When you think of liberals do you primarily think of economic issues or social issues? Do you think of issues such as gun control, abortion, gay rights, the environment, or do you think of issues such as trade, access to health care, union organizing, and the minimum wage? It seems that since the 1960s the word "liberal" has become associated primarily with social issues while in the 1930s through the 1950s it was associated primarily with economic issues.
This trend started in the 1960s with the advent of the civil rights movement, followed by the anti-war movement, the movement for women rights, and finally the movement for gay rights. During this time period the media identified liberals as being primarily concerned with social issues as opposed to being primarily concerned with economic issues.

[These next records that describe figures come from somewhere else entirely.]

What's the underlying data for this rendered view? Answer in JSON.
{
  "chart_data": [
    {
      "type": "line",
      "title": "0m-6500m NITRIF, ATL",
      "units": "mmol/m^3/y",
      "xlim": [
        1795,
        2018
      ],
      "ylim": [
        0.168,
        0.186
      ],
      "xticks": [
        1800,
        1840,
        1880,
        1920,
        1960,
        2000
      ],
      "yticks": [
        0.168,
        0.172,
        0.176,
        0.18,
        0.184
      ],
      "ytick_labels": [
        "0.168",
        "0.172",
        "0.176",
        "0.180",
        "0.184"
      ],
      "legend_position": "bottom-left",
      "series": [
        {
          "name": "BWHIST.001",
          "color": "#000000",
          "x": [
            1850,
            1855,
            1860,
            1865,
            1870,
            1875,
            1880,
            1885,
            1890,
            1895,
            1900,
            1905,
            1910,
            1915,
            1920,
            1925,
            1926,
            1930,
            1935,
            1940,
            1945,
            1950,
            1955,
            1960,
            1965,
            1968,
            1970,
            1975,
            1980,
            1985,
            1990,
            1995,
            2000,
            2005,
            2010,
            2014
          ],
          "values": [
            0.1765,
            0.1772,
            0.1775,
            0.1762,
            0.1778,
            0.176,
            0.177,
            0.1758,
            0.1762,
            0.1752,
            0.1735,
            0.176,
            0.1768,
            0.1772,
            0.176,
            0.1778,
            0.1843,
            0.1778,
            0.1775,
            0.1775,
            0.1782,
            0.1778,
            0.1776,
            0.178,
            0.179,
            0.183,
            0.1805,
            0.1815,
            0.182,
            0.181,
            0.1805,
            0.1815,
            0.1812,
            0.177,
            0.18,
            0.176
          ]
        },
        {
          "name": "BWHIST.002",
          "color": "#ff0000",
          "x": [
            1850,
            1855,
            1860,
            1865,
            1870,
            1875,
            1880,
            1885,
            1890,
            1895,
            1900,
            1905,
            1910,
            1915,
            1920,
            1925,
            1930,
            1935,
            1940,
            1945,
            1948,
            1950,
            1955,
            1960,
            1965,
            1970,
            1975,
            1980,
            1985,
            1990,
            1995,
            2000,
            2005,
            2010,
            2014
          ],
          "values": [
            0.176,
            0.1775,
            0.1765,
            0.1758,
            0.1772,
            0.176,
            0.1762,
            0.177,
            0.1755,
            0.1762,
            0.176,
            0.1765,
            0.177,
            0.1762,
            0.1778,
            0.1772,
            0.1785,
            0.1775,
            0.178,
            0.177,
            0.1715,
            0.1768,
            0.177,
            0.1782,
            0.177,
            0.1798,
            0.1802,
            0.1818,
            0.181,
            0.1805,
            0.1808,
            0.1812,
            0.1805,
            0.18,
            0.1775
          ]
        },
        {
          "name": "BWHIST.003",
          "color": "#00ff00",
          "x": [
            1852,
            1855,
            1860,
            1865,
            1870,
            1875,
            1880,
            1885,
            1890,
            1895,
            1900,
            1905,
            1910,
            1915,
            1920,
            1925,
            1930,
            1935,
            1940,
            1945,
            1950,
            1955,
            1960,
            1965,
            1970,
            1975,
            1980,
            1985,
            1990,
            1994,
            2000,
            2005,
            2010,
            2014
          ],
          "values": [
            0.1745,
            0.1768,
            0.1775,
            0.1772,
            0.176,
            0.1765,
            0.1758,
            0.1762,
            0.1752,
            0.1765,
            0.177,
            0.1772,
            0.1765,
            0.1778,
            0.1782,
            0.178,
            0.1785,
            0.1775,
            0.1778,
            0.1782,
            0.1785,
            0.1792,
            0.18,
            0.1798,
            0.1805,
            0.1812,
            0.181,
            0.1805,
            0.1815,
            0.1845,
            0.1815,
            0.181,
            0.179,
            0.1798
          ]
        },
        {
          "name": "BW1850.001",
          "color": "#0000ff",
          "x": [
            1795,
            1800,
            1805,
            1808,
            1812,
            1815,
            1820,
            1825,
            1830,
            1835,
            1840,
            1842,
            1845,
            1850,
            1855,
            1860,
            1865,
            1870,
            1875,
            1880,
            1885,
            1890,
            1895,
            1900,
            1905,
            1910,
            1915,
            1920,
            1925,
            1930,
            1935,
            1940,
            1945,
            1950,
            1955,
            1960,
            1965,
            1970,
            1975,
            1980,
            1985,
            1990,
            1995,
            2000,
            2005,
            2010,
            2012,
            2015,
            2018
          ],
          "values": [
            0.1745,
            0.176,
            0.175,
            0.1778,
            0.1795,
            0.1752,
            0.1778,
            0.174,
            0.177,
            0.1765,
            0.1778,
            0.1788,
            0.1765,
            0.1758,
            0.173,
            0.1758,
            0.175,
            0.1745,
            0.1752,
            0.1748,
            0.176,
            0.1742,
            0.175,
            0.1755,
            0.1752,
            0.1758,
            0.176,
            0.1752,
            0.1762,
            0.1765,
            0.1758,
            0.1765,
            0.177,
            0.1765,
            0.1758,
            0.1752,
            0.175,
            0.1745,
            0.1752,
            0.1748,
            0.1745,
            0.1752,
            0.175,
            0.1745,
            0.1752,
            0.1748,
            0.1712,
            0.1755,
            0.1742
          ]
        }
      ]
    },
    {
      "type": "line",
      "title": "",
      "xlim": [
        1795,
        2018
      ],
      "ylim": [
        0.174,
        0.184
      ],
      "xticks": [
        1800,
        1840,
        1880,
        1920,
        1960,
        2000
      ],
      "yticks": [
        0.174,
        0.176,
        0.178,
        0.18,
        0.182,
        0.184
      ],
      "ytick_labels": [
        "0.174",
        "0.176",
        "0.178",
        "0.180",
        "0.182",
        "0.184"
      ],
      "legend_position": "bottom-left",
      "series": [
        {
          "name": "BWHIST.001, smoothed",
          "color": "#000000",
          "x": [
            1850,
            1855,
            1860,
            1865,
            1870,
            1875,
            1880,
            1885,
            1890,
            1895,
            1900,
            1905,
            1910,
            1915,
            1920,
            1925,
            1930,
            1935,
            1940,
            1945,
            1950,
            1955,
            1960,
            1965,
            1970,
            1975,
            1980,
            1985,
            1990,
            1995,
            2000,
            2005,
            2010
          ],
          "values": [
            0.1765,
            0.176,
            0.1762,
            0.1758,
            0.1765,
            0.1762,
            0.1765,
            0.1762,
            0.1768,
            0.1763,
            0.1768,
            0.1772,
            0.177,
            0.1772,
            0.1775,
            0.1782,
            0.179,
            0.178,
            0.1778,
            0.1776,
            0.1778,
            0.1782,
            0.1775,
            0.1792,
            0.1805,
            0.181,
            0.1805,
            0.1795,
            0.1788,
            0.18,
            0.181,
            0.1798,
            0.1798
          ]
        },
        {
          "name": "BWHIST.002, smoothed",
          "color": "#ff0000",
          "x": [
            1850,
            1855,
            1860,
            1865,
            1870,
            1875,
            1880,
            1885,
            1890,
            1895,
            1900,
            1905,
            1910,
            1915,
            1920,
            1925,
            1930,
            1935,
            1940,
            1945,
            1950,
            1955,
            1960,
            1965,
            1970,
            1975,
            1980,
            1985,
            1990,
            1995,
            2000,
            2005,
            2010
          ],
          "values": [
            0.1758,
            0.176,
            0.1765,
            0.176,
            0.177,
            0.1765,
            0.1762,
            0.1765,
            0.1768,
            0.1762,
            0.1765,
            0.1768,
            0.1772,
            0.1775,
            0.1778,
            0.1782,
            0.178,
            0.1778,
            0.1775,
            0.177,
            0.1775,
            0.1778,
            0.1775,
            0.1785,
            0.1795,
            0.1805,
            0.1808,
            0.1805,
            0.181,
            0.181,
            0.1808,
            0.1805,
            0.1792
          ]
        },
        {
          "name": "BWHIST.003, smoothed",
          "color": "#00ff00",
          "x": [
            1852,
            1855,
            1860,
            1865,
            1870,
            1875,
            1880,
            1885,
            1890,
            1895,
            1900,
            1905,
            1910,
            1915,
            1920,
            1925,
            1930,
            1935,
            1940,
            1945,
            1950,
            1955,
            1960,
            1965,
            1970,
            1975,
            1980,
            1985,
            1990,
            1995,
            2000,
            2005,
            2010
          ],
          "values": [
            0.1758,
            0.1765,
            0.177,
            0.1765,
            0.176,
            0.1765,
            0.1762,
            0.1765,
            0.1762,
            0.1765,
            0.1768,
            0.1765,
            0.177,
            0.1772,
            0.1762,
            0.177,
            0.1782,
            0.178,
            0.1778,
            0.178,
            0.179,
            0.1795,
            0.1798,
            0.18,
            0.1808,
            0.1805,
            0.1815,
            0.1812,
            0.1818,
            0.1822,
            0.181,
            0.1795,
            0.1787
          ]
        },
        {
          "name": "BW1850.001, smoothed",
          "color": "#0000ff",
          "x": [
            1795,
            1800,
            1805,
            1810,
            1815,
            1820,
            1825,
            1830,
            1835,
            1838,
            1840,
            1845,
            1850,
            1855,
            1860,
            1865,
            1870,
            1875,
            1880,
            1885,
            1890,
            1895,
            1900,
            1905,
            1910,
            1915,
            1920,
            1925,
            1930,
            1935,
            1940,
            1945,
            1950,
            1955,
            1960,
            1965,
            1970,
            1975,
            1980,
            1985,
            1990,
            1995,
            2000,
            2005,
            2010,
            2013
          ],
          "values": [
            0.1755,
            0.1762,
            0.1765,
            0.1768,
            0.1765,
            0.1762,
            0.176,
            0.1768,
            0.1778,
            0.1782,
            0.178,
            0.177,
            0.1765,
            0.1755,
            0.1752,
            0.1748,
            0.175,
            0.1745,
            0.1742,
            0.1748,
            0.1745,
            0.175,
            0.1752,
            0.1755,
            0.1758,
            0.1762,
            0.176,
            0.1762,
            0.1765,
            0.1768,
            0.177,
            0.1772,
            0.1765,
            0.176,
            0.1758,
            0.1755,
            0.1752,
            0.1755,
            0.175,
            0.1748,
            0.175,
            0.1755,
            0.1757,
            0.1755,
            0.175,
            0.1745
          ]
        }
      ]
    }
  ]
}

During that same period white working class male voters began to leave the Democratic party. In 1968 millions of them voted for Wallace, particularly in the South, and millions voted for Nixon. While Watergate led many to go back to Democrats in the 1976 election, by 1984 the media was talking about the birth of Reagan Democrats, Democrats who sided with their party on economic issues but deserted their party over social issues such as abortion.
Republicans have used these issues to convince millions of Americans that liberals and the Democratic Party don't represent them or reflect their values. Republicans engage in what Thomas Frank, author of What's the Matter with Kansas, calls cultural populism. Cultural populism is the use of issues to convince working class whites that liberals represent an elite group determined to impose their values on the rest of society. Republicans present themselves as the defenders of traditional values against this elite.
This works as long as social issues are at the forefront of the political discussion. It doesn't work when they try to advance a conservative economic agenda. The same voters that agree with the Republicans on abortion and gun control don't necessarily agree with them on economic issues like trade, social security, and access to medical care. The reaction to the Bush plan for privatizing Social Security is a recent example of working class white voters parting with the economic conservative agenda of the Republicans.
The way to avoid for Democrats to avoid this problem is to start advancing economic programs that benefit working class voters. Programs such as universal health care, increased vacation time so families can spend more time together, fair trade agreements that don't outsource jobs to other countries, and an affordable college education. White working class voters will vote for Democratic candidates provided those candidates speak to their concerns.
It is important for Democrats to start doing this because some Republican activists are beginning to talk about the birth of "Wal-Mart Republicans." This phrase, which was the title of an article in the conservative magazine The National Review, describes socially conservative Americans who value Democratic programs such as Social Security, Medicare, access to medical care, and protection of the environment.
The problem for the GOP is that their coalition depends on white working class voters voting for Republicans because of social issues, rich people voting for Republicans because of tax cuts, and small government advocates voting for Republicans because they want a smaller national government. This coalition, which was started by Nixon and continued by Reagan, is already showing signs of strain. It is up to Democrats to find ways to advance the interests of white working class Americans on economic issues and bust it wide open.